Monday, February 8, 2010

...and thats how I ended up in prison..

Exciting weekend! After spending an extremely frustrating amount of time Friday unsuccessfully trying to make reservations at the beach for next weekend, a holiday, Saturday and Sunday were full of adventure.
Saturday morning we left at 7 am from Quito, for Cotopaxi National Park as a field trip for our volcanology class. Cotopaxi is a really tall, famous volcanic mountain about 3 hours from Quito (google it!) We drove a little ways up the mountain, then got out of the buses and hiked the rest of the way up to the glacier. It was extremely exhausting but totally worth it! It’s a pretty unbelievable feeling to go from 75 degrees in Quito to surrounded by snow on the slope of a volcano in less than 3 hours. Unfortunately, our professor is slightly absent-minded and didn’t tell to come to the fieldtrip prepared for cold, so I climbed it in pants and a light fleece.

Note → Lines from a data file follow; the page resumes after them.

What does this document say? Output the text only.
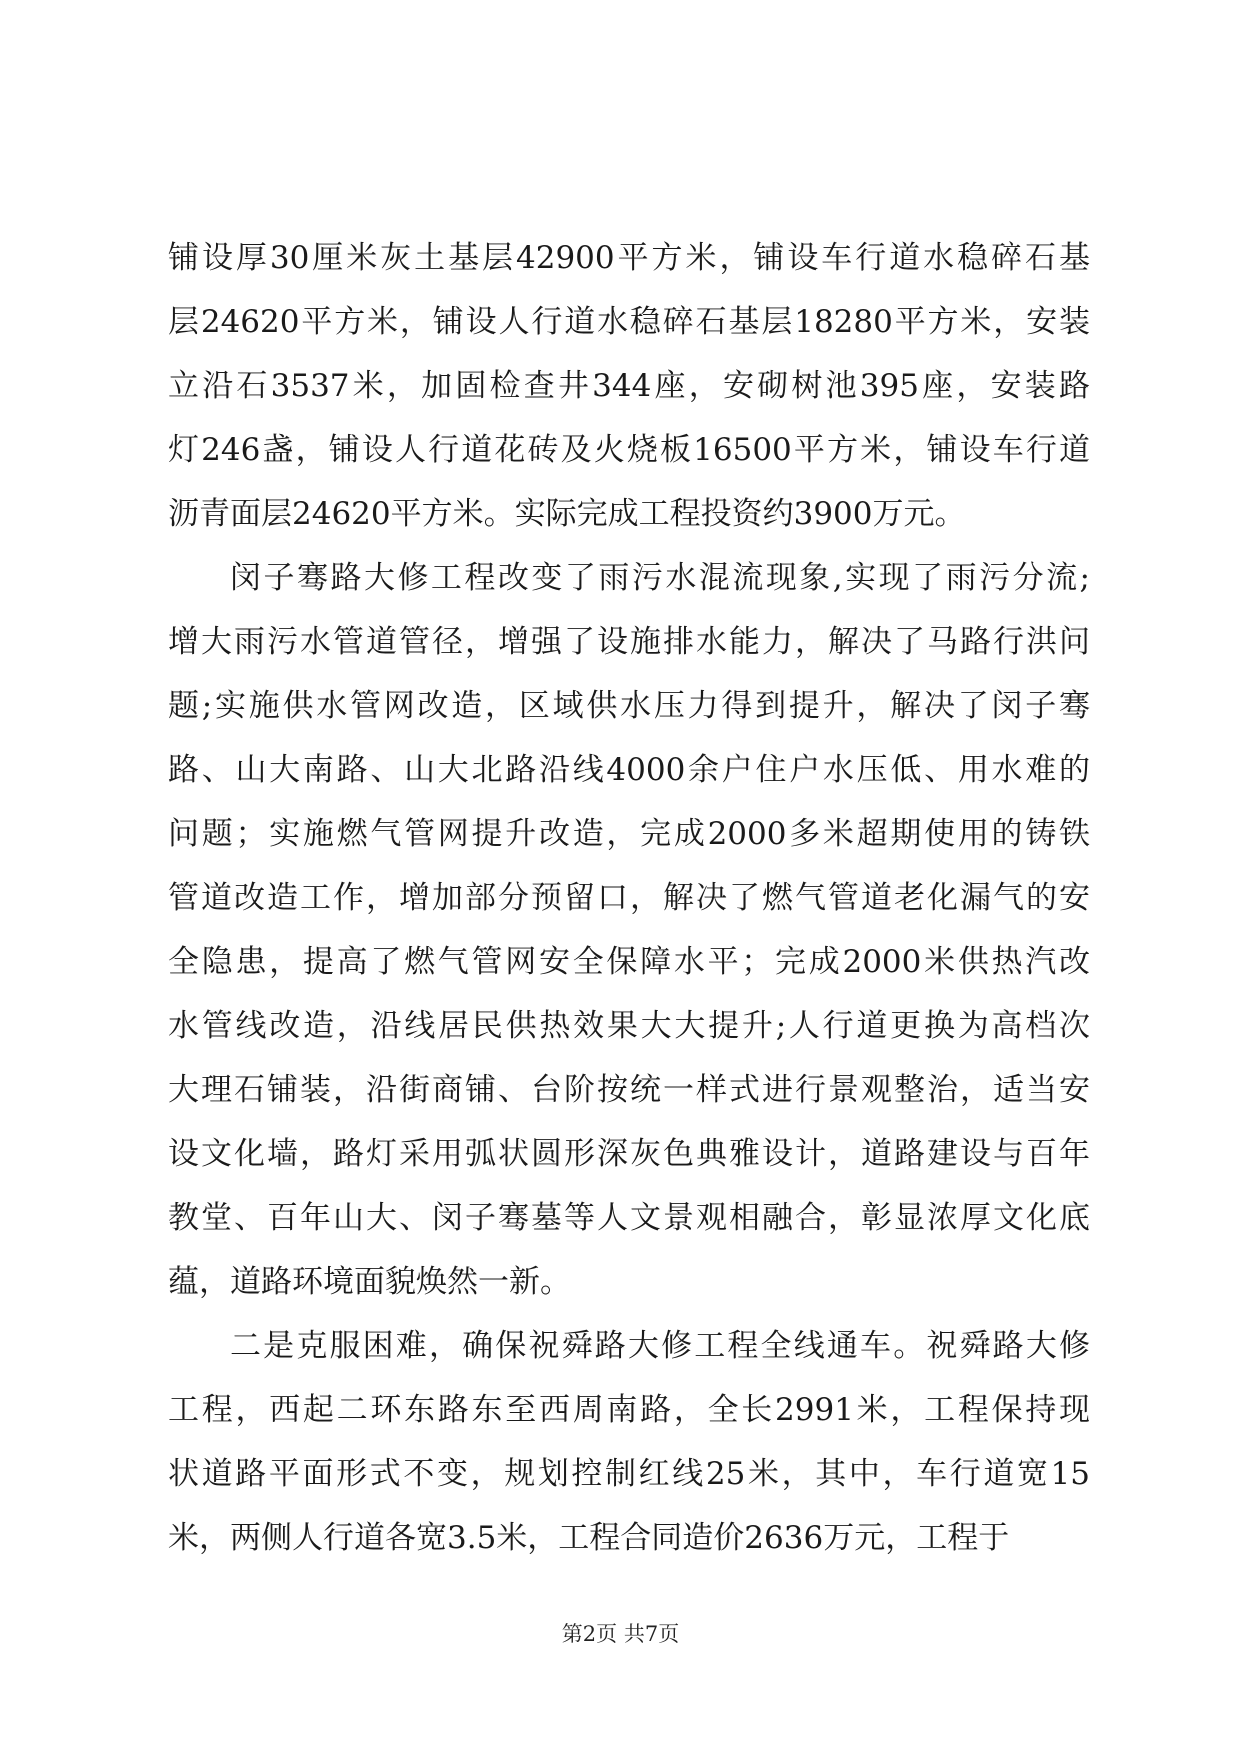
铺设厚30厘米灰土基层42900平方米，铺设车行道水稳碎石基
层24620平方米，铺设人行道水稳碎石基层18280平方米，安装
立沿石3537米，加固检查井344座，安砌树池395座，安装路
灯246盏，铺设人行道花砖及火烧板16500平方米，铺设车行道
沥青面层24620平方米。实际完成工程投资约3900万元。
闵子骞路大修工程改变了雨污水混流现象,实现了雨污分流;
增大雨污水管道管径，增强了设施排水能力，解决了马路行洪问
题;实施供水管网改造，区域供水压力得到提升，解决了闵子骞
路、山大南路、山大北路沿线4000余户住户水压低、用水难的
问题；实施燃气管网提升改造，完成2000多米超期使用的铸铁
管道改造工作，增加部分预留口，解决了燃气管道老化漏气的安
全隐患，提高了燃气管网安全保障水平；完成2000米供热汽改
水管线改造，沿线居民供热效果大大提升;人行道更换为高档次
大理石铺装，沿街商铺、台阶按统一样式进行景观整治，适当安
设文化墙，路灯采用弧状圆形深灰色典雅设计，道路建设与百年
教堂、百年山大、闵子骞墓等人文景观相融合，彰显浓厚文化底
蕴，道路环境面貌焕然一新。
二是克服困难，确保祝舜路大修工程全线通车。祝舜路大修
工程，西起二环东路东至西周南路，全长2991米，工程保持现
状道路平面形式不变，规划控制红线25米，其中，车行道宽15
米，两侧人行道各宽3.5米，工程合同造价2636万元，工程于
第2页 共7页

It took about 3 hours to thaw out after that experience…
In the early evening we arrived in the city of Banos, a popular tourist destination for extranjeros and Ecuadorians alike because of all the outdoors activities nearby, and that’s where we spent the night. Most of the Ecuadorians on the trip had been to Banos and sort of knew the lay of the land, so they knew what to do to have a good time there. That night they organized a “chiva”—picture an open air-party bus, with a dance floor in the back half—to take us to a lookout spot above the city. So we rode to the top of this hill, and from there you could see all of Banos spread out below and the volcano Tungurahua (which explodes every 20-30 minutes) in the distance.
We woke up at 5 am Sunday to head to Pailon del Diablo, a huge waterfall outside of Banos. We hiked about 30 minutes down a canyon to the waterfall as the sun was coming up. Seeing the falls from the bottom was pretty incredible, but the main attraction is the tunnel that they built that winds its way up behind the falls to a lookout spot at the top, directly behind the flow of water. Unfortunately, it was so early that the entrance to that path was still locked…and this is how I should have ended up in jail:
Our teacher, Theo, was pretty disappointed for us that we weren’t going to get to go to the top of the waterfall, so he said off handedly to me, “you should just see if you can climb up that wall and over the gate at the entrance”. Well, if he was being sarcastic I couldn’t tell (a combination of his greek accent and broken Spanish)… I went for it. I made it over the top of the gate and to the other side, where I looked around, unsuccessfully, for the key to let the others in. I couldn’t find it, but I figured since I was already over, I HAD to go see the top, right? So I walked up the path, wedged my way through the tunnel, and came out behind the cascade with the wall of water falling all around me. It was incredible (and probably slightly more so knowing it was slightly illegal…)! As I made my way back to the group, a few others had climbed over, so I’m glad I wasn’t the only one who got to see it.
After hiking back to the bus, we returned to Banos for a much needed breakfast, and then set off for the volcano Tungurahua, the most active volcano in Ecuador because it produces a small explosion of ash, rock, and vapor every 20 or 30 minutes. Even though it happens so consistently, it was still a pretty unfamiliar feeling to sit on the slope of a volcano while it erupts over your shoulder! Around mid afternoon we hit the road back to Quito—Theo had promised to have us back in time for the Super Bowl… I think the weekend got the best of me and I got pretty sick Sunday night but I’m feeling better now, and pretty invincible after facing a glacier, freezing rain, a near escape from the Ecuadorian legal system, a hike down a canyon in the pitch darkness, the most active volcano in Ecuador, and the “24 hr bug” in less than 2 days!